This book (which we will abbreviate as HLP) is an aged and classic but still useful monograph on inequalities. We will survey it and compare it to its primary modern rival, Steele’s 2004 The Cauchy-Schwarz Master Class.
HLP was written in 1934, and the second edition in 1952 corrected a few things in the body and added three appendices with newer proofs of the three of the results in the body. Thus, we are dealing with an essentially 80-year-old book. It was the first systematic study of inequalities: before this, inequalities was not really “a subject”; individual inequalities appeared in fragmentary form buried in papers on other subjects. HLP made a deliberate effort to unify these fragments, and to present each inequality in its most general form. The exposition is very clear, and although it has the form of a monograph, it would have worked well as a textbook as well. The book doesn’t have any exercises or examples per se, but each chapter does end with a large collection of theorems stated without proof, some of which are specializations of theorems in the body. The prerequisites are low: a modest amount of calculus and ideally some Lebesgue integration. The proofs depend primarily on algebraic calculations, often intricate, but not conceptually difficult.
The authors considered that Chapters 2–6 represented the main exposition, with the remaining chapters being “essays” (special topics) that were not as systematic or complete. In fact Chapter 2 contains most of today’s mainstream inequalities: arithmetic mean-geometric mean, Cauchy-Schwarz, Hölder, Minkowski, Chebyshev, and Muirhead. There are presented only in their finite-sum forms in this chapter, because the authors emphasize (correctly) the importance of identifying the cases of equality in inequalities. The naive approach would be to take limits of these finite forms to get the analogous infinite-sum and integral inequalities, but we usually weaken strict inequalities to “less than or equal” by taking the limit, and the authors did not want to do this. Instead the infinite sums and the integrals are handled in their own chapters; in many cases the same proofs go through but in others special reasoning is needed to get the cases of equality.
Despite the care the authors obviously took in the exposition, it takes a lot of work to study or reference this book. The most serious difficulty is that there is no index or symbol index, so it’s hard to find things. The Table of Contents is very detailed, but many of the section headings are vague in the classic British manner, for example “2.23 A note on definite forms”. Coupled with this, the notation for means was not (and is still not today) standardized, so it’s hard to dip into the book and get a result; you don’t know what the symbols mean unless you’ve read the book up to that point. It’s also hard to scan the book looking for a relevant result unless you already know the notations.

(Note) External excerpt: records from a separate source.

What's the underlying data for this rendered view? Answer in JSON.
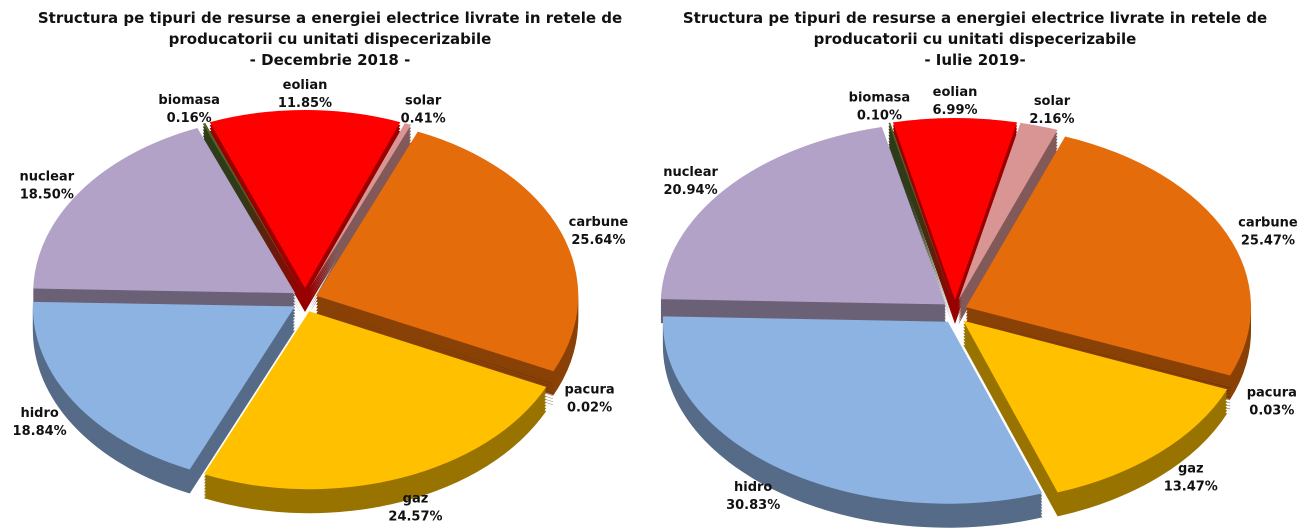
{
  "chart_data": [
    {
      "type": "pie",
      "title": "Structura pe tipuri de resurse a energiei electrice livrate in retele de producatorii cu unitati dispecerizabile",
      "subtitle": "- Decembrie 2018 -",
      "categories": [
        "eolian",
        "solar",
        "carbune",
        "pacura",
        "gaz",
        "hidro",
        "nuclear",
        "biomasa"
      ],
      "values": [
        11.85,
        0.41,
        25.64,
        0.02,
        24.57,
        18.84,
        18.5,
        0.16
      ],
      "value_labels": [
        "11.85%",
        "0.41%",
        "25.64%",
        "0.02%",
        "24.57%",
        "18.84%",
        "18.50%",
        "0.16%"
      ],
      "colors": [
        "#ff0000",
        "#d99594",
        "#e46c0a",
        "#7f3f00",
        "#ffc000",
        "#8db3e2",
        "#b3a2c7",
        "#4f6228"
      ]
    },
    {
      "type": "pie",
      "title": "Structura pe tipuri de resurse a energiei electrice livrate in retele de producatorii cu unitati dispecerizabile",
      "subtitle": "- Iulie 2019-",
      "categories": [
        "eolian",
        "solar",
        "carbune",
        "pacura",
        "gaz",
        "hidro",
        "nuclear",
        "biomasa"
      ],
      "values": [
        6.99,
        2.16,
        25.47,
        0.03,
        13.47,
        30.83,
        20.94,
        0.1
      ],
      "value_labels": [
        "6.99%",
        "2.16%",
        "25.47%",
        "0.03%",
        "13.47%",
        "30.83%",
        "20.94%",
        "0.10%"
      ],
      "colors": [
        "#ff0000",
        "#d99594",
        "#e46c0a",
        "#7f3f00",
        "#ffc000",
        "#8db3e2",
        "#b3a2c7",
        "#4f6228"
      ]
    }
  ]
}
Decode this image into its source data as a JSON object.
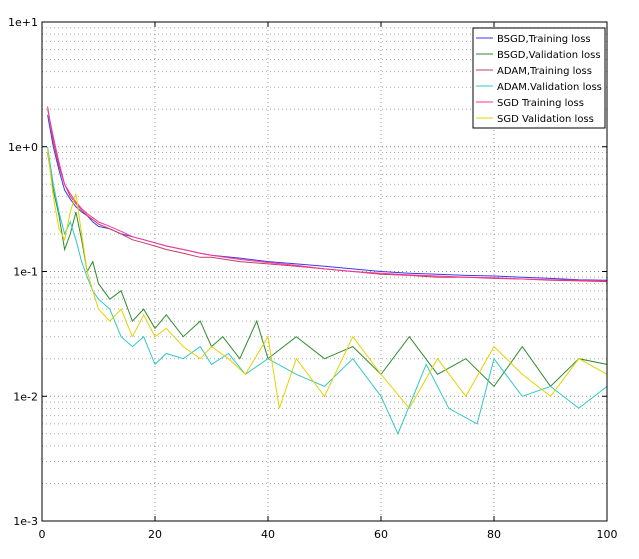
{
  "chart_data": {
    "type": "line",
    "title": "",
    "xlabel": "",
    "ylabel": "",
    "xlim": [
      0,
      100
    ],
    "ylim": [
      0.001,
      10
    ],
    "yscale": "log",
    "grid": true,
    "legend_position": "top-right",
    "x_ticks": [
      "0",
      "20",
      "40",
      "60",
      "80",
      "100"
    ],
    "y_ticks": [
      "1e-3",
      "1e-2",
      "1e-1",
      "1e+0",
      "1e+1"
    ],
    "series": [
      {
        "name": "BSGD,Training loss",
        "color": "#3a3ae6",
        "values": [
          [
            1,
            1.8
          ],
          [
            2,
            1.0
          ],
          [
            3,
            0.65
          ],
          [
            4,
            0.45
          ],
          [
            5,
            0.38
          ],
          [
            6,
            0.33
          ],
          [
            7,
            0.3
          ],
          [
            8,
            0.28
          ],
          [
            9,
            0.25
          ],
          [
            10,
            0.23
          ],
          [
            12,
            0.22
          ],
          [
            14,
            0.2
          ],
          [
            16,
            0.19
          ],
          [
            18,
            0.18
          ],
          [
            20,
            0.17
          ],
          [
            22,
            0.16
          ],
          [
            25,
            0.15
          ],
          [
            28,
            0.14
          ],
          [
            30,
            0.135
          ],
          [
            35,
            0.128
          ],
          [
            40,
            0.12
          ],
          [
            45,
            0.115
          ],
          [
            50,
            0.11
          ],
          [
            55,
            0.105
          ],
          [
            60,
            0.1
          ],
          [
            65,
            0.097
          ],
          [
            70,
            0.095
          ],
          [
            75,
            0.093
          ],
          [
            80,
            0.092
          ],
          [
            85,
            0.09
          ],
          [
            90,
            0.088
          ],
          [
            95,
            0.086
          ],
          [
            100,
            0.085
          ]
        ]
      },
      {
        "name": "BSGD,Validation loss",
        "color": "#2e8b2e",
        "values": [
          [
            1,
            0.9
          ],
          [
            2,
            0.45
          ],
          [
            3,
            0.28
          ],
          [
            4,
            0.15
          ],
          [
            5,
            0.2
          ],
          [
            6,
            0.3
          ],
          [
            7,
            0.18
          ],
          [
            8,
            0.1
          ],
          [
            9,
            0.12
          ],
          [
            10,
            0.08
          ],
          [
            12,
            0.06
          ],
          [
            14,
            0.07
          ],
          [
            16,
            0.04
          ],
          [
            18,
            0.05
          ],
          [
            20,
            0.035
          ],
          [
            22,
            0.045
          ],
          [
            25,
            0.03
          ],
          [
            28,
            0.04
          ],
          [
            30,
            0.025
          ],
          [
            32,
            0.03
          ],
          [
            35,
            0.02
          ],
          [
            38,
            0.04
          ],
          [
            40,
            0.02
          ],
          [
            45,
            0.03
          ],
          [
            50,
            0.02
          ],
          [
            55,
            0.025
          ],
          [
            60,
            0.015
          ],
          [
            65,
            0.03
          ],
          [
            70,
            0.015
          ],
          [
            75,
            0.02
          ],
          [
            80,
            0.012
          ],
          [
            85,
            0.025
          ],
          [
            90,
            0.012
          ],
          [
            95,
            0.02
          ],
          [
            100,
            0.018
          ]
        ]
      },
      {
        "name": "ADAM,Training loss",
        "color": "#c04060",
        "values": [
          [
            1,
            2.1
          ],
          [
            2,
            1.1
          ],
          [
            3,
            0.7
          ],
          [
            4,
            0.5
          ],
          [
            5,
            0.4
          ],
          [
            6,
            0.35
          ],
          [
            7,
            0.31
          ],
          [
            8,
            0.28
          ],
          [
            9,
            0.26
          ],
          [
            10,
            0.24
          ],
          [
            12,
            0.22
          ],
          [
            14,
            0.2
          ],
          [
            16,
            0.18
          ],
          [
            18,
            0.17
          ],
          [
            20,
            0.16
          ],
          [
            22,
            0.15
          ],
          [
            25,
            0.14
          ],
          [
            28,
            0.13
          ],
          [
            30,
            0.13
          ],
          [
            35,
            0.12
          ],
          [
            40,
            0.115
          ],
          [
            45,
            0.11
          ],
          [
            50,
            0.105
          ],
          [
            55,
            0.1
          ],
          [
            60,
            0.095
          ],
          [
            65,
            0.093
          ],
          [
            70,
            0.09
          ],
          [
            75,
            0.09
          ],
          [
            80,
            0.088
          ],
          [
            85,
            0.087
          ],
          [
            90,
            0.085
          ],
          [
            95,
            0.084
          ],
          [
            100,
            0.083
          ]
        ]
      },
      {
        "name": "ADAM.Validation loss",
        "color": "#30c8c8",
        "values": [
          [
            1,
            1.0
          ],
          [
            2,
            0.5
          ],
          [
            3,
            0.3
          ],
          [
            4,
            0.2
          ],
          [
            5,
            0.25
          ],
          [
            6,
            0.18
          ],
          [
            7,
            0.12
          ],
          [
            8,
            0.09
          ],
          [
            9,
            0.07
          ],
          [
            10,
            0.06
          ],
          [
            12,
            0.05
          ],
          [
            14,
            0.03
          ],
          [
            16,
            0.025
          ],
          [
            18,
            0.03
          ],
          [
            20,
            0.018
          ],
          [
            22,
            0.022
          ],
          [
            25,
            0.02
          ],
          [
            28,
            0.025
          ],
          [
            30,
            0.018
          ],
          [
            33,
            0.022
          ],
          [
            36,
            0.015
          ],
          [
            40,
            0.02
          ],
          [
            45,
            0.015
          ],
          [
            50,
            0.012
          ],
          [
            55,
            0.02
          ],
          [
            60,
            0.01
          ],
          [
            63,
            0.005
          ],
          [
            68,
            0.018
          ],
          [
            72,
            0.008
          ],
          [
            77,
            0.006
          ],
          [
            80,
            0.02
          ],
          [
            85,
            0.01
          ],
          [
            90,
            0.012
          ],
          [
            95,
            0.008
          ],
          [
            100,
            0.012
          ]
        ]
      },
      {
        "name": "SGD Training loss",
        "color": "#ff3399",
        "values": [
          [
            1,
            2.0
          ],
          [
            2,
            1.2
          ],
          [
            3,
            0.75
          ],
          [
            4,
            0.5
          ],
          [
            5,
            0.42
          ],
          [
            6,
            0.36
          ],
          [
            7,
            0.32
          ],
          [
            8,
            0.29
          ],
          [
            9,
            0.27
          ],
          [
            10,
            0.25
          ],
          [
            12,
            0.23
          ],
          [
            14,
            0.21
          ],
          [
            16,
            0.19
          ],
          [
            18,
            0.18
          ],
          [
            20,
            0.17
          ],
          [
            22,
            0.16
          ],
          [
            25,
            0.15
          ],
          [
            28,
            0.14
          ],
          [
            30,
            0.135
          ],
          [
            35,
            0.125
          ],
          [
            40,
            0.118
          ],
          [
            45,
            0.112
          ],
          [
            50,
            0.105
          ],
          [
            55,
            0.1
          ],
          [
            60,
            0.097
          ],
          [
            65,
            0.094
          ],
          [
            70,
            0.092
          ],
          [
            75,
            0.09
          ],
          [
            80,
            0.089
          ],
          [
            85,
            0.087
          ],
          [
            90,
            0.086
          ],
          [
            95,
            0.085
          ],
          [
            100,
            0.084
          ]
        ]
      },
      {
        "name": "SGD Validation loss",
        "color": "#e6d200",
        "values": [
          [
            1,
            0.95
          ],
          [
            2,
            0.4
          ],
          [
            3,
            0.22
          ],
          [
            4,
            0.18
          ],
          [
            5,
            0.3
          ],
          [
            6,
            0.42
          ],
          [
            7,
            0.2
          ],
          [
            8,
            0.1
          ],
          [
            9,
            0.07
          ],
          [
            10,
            0.05
          ],
          [
            12,
            0.04
          ],
          [
            14,
            0.05
          ],
          [
            16,
            0.03
          ],
          [
            18,
            0.045
          ],
          [
            20,
            0.03
          ],
          [
            22,
            0.035
          ],
          [
            25,
            0.025
          ],
          [
            28,
            0.02
          ],
          [
            30,
            0.025
          ],
          [
            33,
            0.02
          ],
          [
            36,
            0.015
          ],
          [
            40,
            0.03
          ],
          [
            42,
            0.008
          ],
          [
            45,
            0.02
          ],
          [
            50,
            0.01
          ],
          [
            55,
            0.03
          ],
          [
            60,
            0.015
          ],
          [
            65,
            0.008
          ],
          [
            70,
            0.02
          ],
          [
            75,
            0.01
          ],
          [
            80,
            0.025
          ],
          [
            85,
            0.015
          ],
          [
            90,
            0.01
          ],
          [
            95,
            0.02
          ],
          [
            100,
            0.015
          ]
        ]
      }
    ]
  }
}
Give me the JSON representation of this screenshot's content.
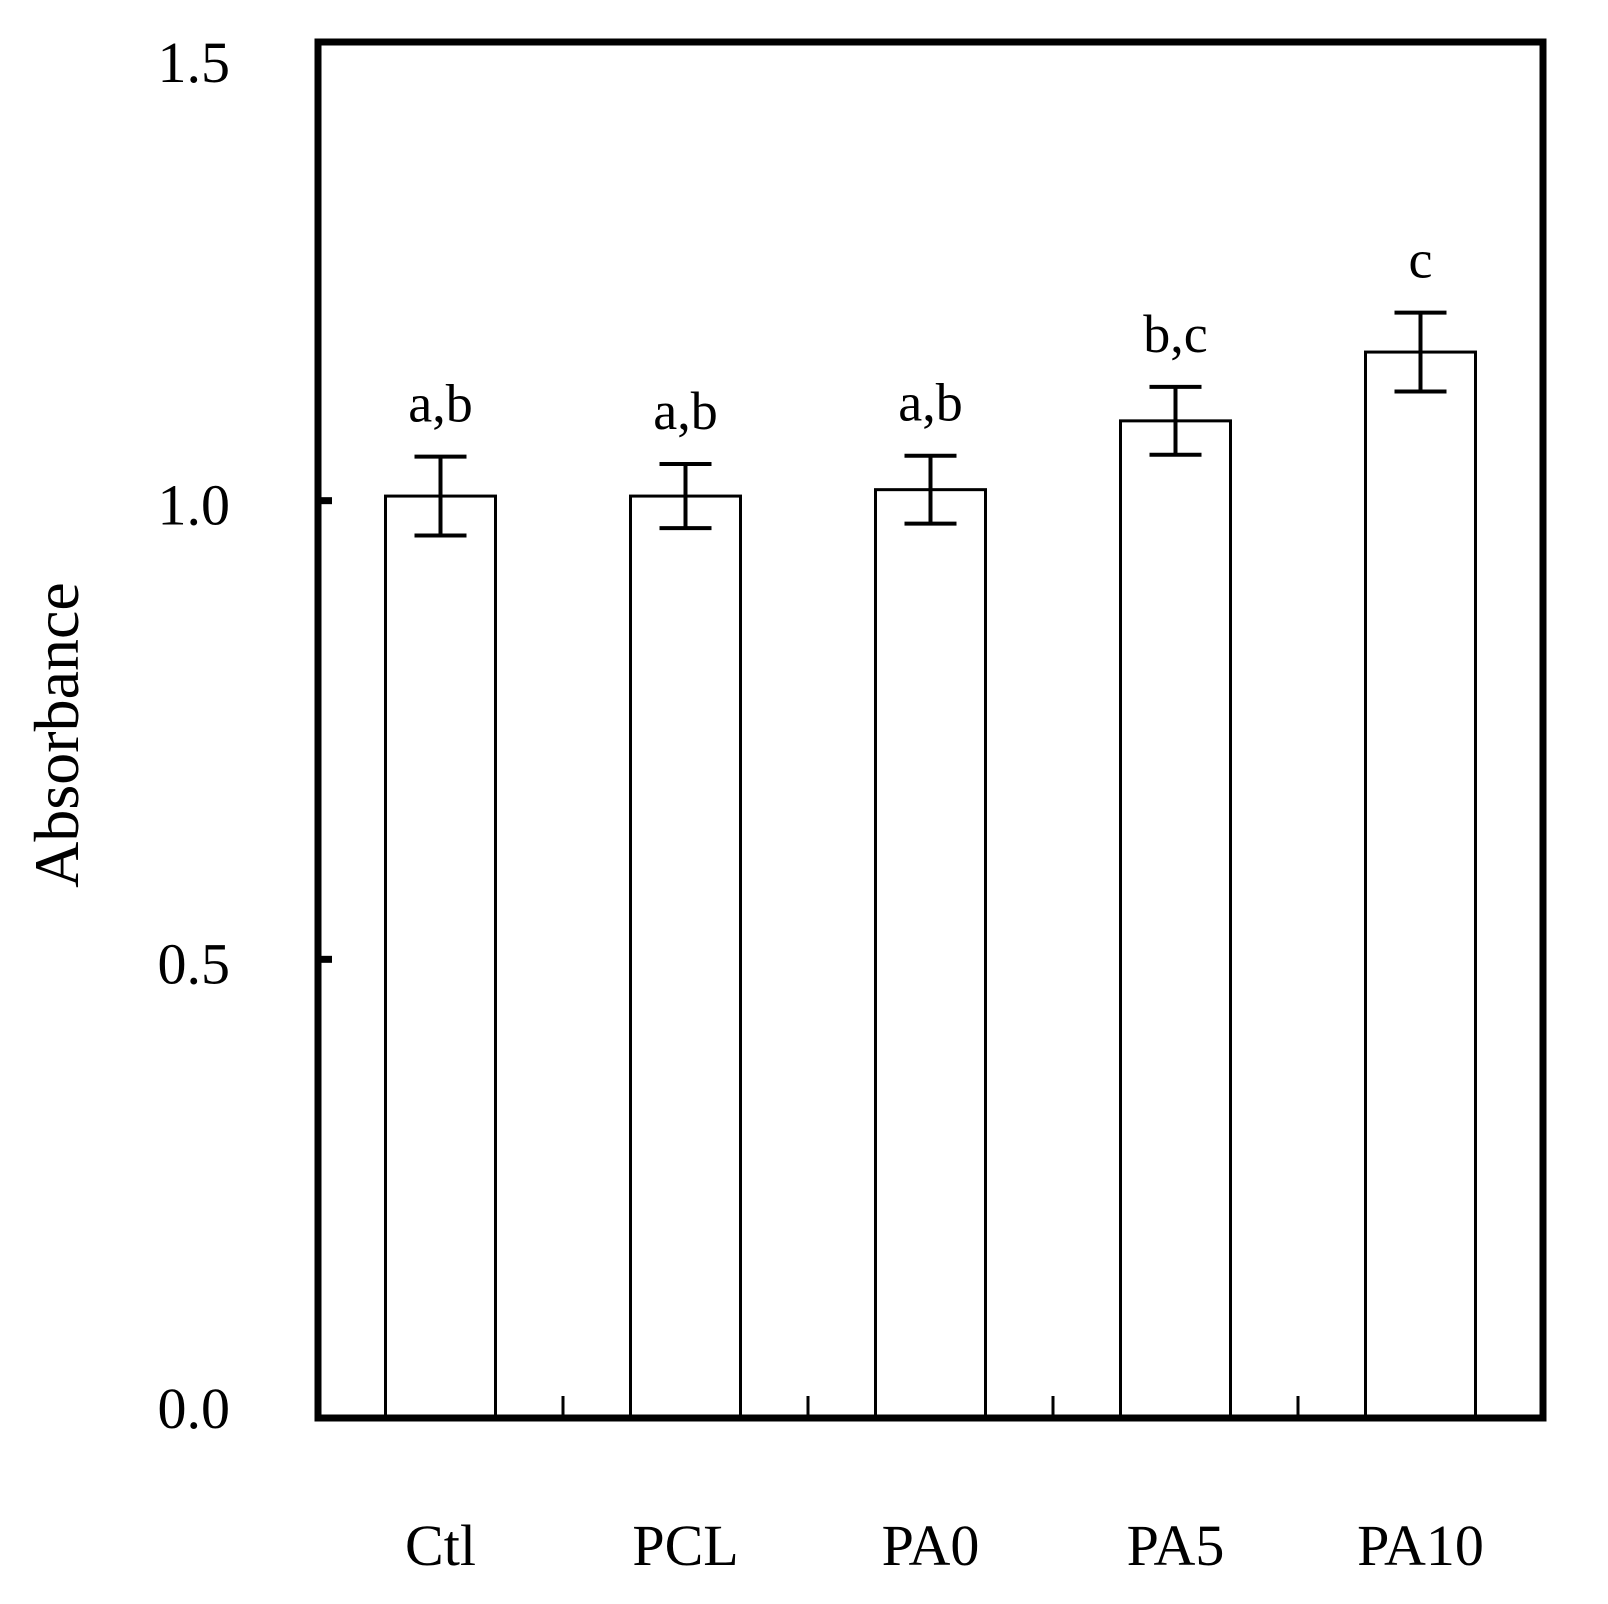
{
  "chart_data": {
    "type": "bar",
    "title": "",
    "xlabel": "",
    "ylabel": "Absorbance",
    "ylim": [
      0,
      1.5
    ],
    "yticks": [
      0.0,
      0.5,
      1.0,
      1.5
    ],
    "ytick_labels": [
      "0.0",
      "0.5",
      "1.0",
      "1.5"
    ],
    "categories": [
      "Ctl",
      "PCL",
      "PA0",
      "PA5",
      "PA10"
    ],
    "values": [
      1.005,
      1.005,
      1.012,
      1.087,
      1.162
    ],
    "errors": [
      0.043,
      0.035,
      0.037,
      0.037,
      0.043
    ],
    "significance_labels": [
      "a,b",
      "a,b",
      "a,b",
      "b,c",
      "c"
    ],
    "grid": false,
    "legend": "none",
    "bar_fill": "#ffffff",
    "bar_edge": "#000000"
  }
}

The generality of the results is not as much of a barrier as you might think; everything is stated with arbitrary weights, and often you just want two terms with equal weights, but it’s usually not hard to figure out the specialization, and the general form is only slightly harder to prove. One section where the generality doesn’t work well is Chapter 3, on convexity; it backs into convexity by considering what desirable general properties inequalities might have, and then after several very general pages suddenly discovers that the already-familiar notion of convexity is what we want.
Steele’s The Cauchy-Schwarz Master Class covers roughly the same topics as HLP, although it is intended as a sampler and is not as comprehensive. It does cover a number of newer topics not in HLP, and convexity plays a much more central role here (it is one of Steele’s “three pillars” of the theory of inequalities, along with positivity and monotonicity). Steele also has many specific inequalities to be attacked through use of general equalities. In general the book takes a problem-solving approach rather than giving a systematic exposition (it is in the MAA Problem Books series), and all problems are solved in the body or the back of the book. The organization, including the excellent index, makes it much easier to use than HLP. Despite its scattershot nature, it’s still packed with useful information, and today it’s my go-to book for any kind of inequality problem.
Bottom line: HLP is still a valuable book, and has many results that are hard to find elsewhere. But it’s not the place to start learning inequalities: use Steele or one of the simpler books such as Kazarinoff’s Analytic Inequalities or Beckenbach & Bellman’s An Introduction to Inequalities.
Allen Stenger is a math hobbyist and retired software developer. He is an editor of the Missouri Journal of Mathematical Sciences. His mathematical interests are number theory and classical analysis.